Suspended Animation In Surgery
Mike Duggan, a veterinary surgeon, holds his gloved hands over an 8-inch incision in the belly of pig 78-6, a 120-pound, pink Yorkshire. He’s waiting for a green light from Hasan Alam, a trauma surgeon at Massachusetts General Hospital.
“Make the injury,” Alam says. Duggan nods and slips his hands into the gash, fingers probing through inches of fat and the rosy membranes holding the organs in place. He pushes aside the intestines, ovaries, and bladder, and with a quick scalpel stroke slices open the iliac artery. It’s 10:30 am. Pig 78-6 loses a quarter of her blood within moments. Heart rate and blood pressure plummet. Don’t worry – Alam and Duggan are going to save her.
Alam goes to work on the chest, removing part of a rib to reveal the heart, a throbbing, shiny pink ball the size of a fist. He cuts open the aorta – an even more lethal injury – and blood sprays all over our scrubs. The EKG flatlines.
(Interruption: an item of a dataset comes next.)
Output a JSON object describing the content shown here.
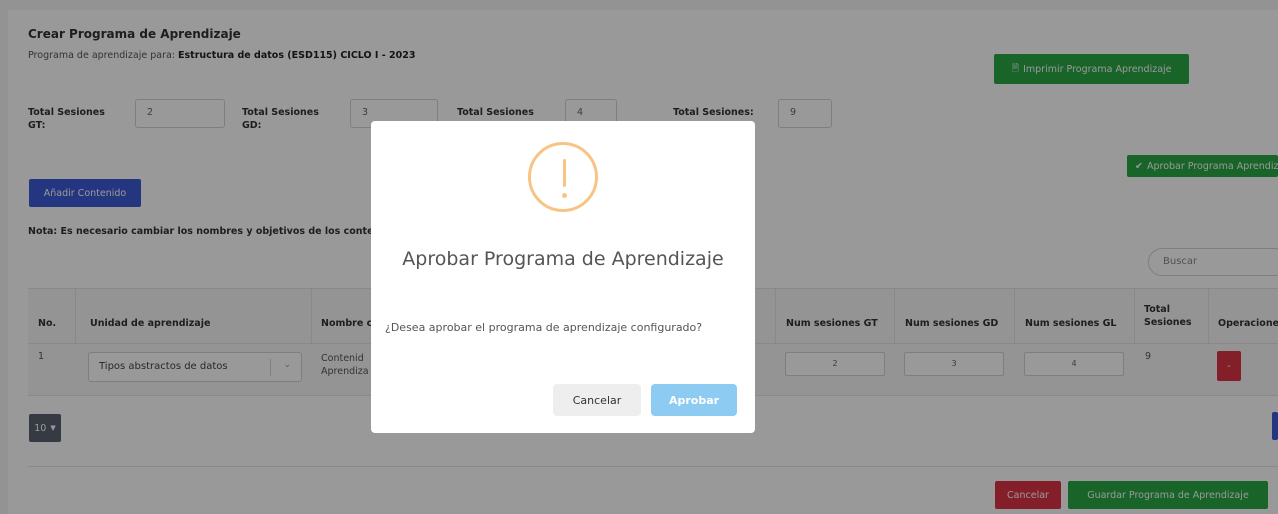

The surgeons drain the remaining blood and connect tubes to the aorta and other vessels, filling the circulatory system with chilled organ-preservation fluid – a nearly frozen daiquiri of salts, sugars, and free-radical scavengers.
Her temperature is 50 degrees Fahrenheit; brain activity has ceased. Alam checks the wall clock and asks a nurse to mark the time: 11:25 am.
But 78-6 is, in fact, only mostly dead – the common term for her state is, believe it or not, suspended animation. Long the domain of transhumanist nut-jobs, cryogenic suspension may be just two years away from clinical trials on humans (presuming someone can solve the sticky ethical problems). Trauma surgeons can’t wait – saving people with serious wounds, like gunshots, is always a race against the effects of blood loss. When blood flow drops, toxins accumulate; just five minutes of low oxygen levels causes brain death.
Suspended animation would give surgeons hours, as opposed to minutes, to perform surgery on life-threatening wounds.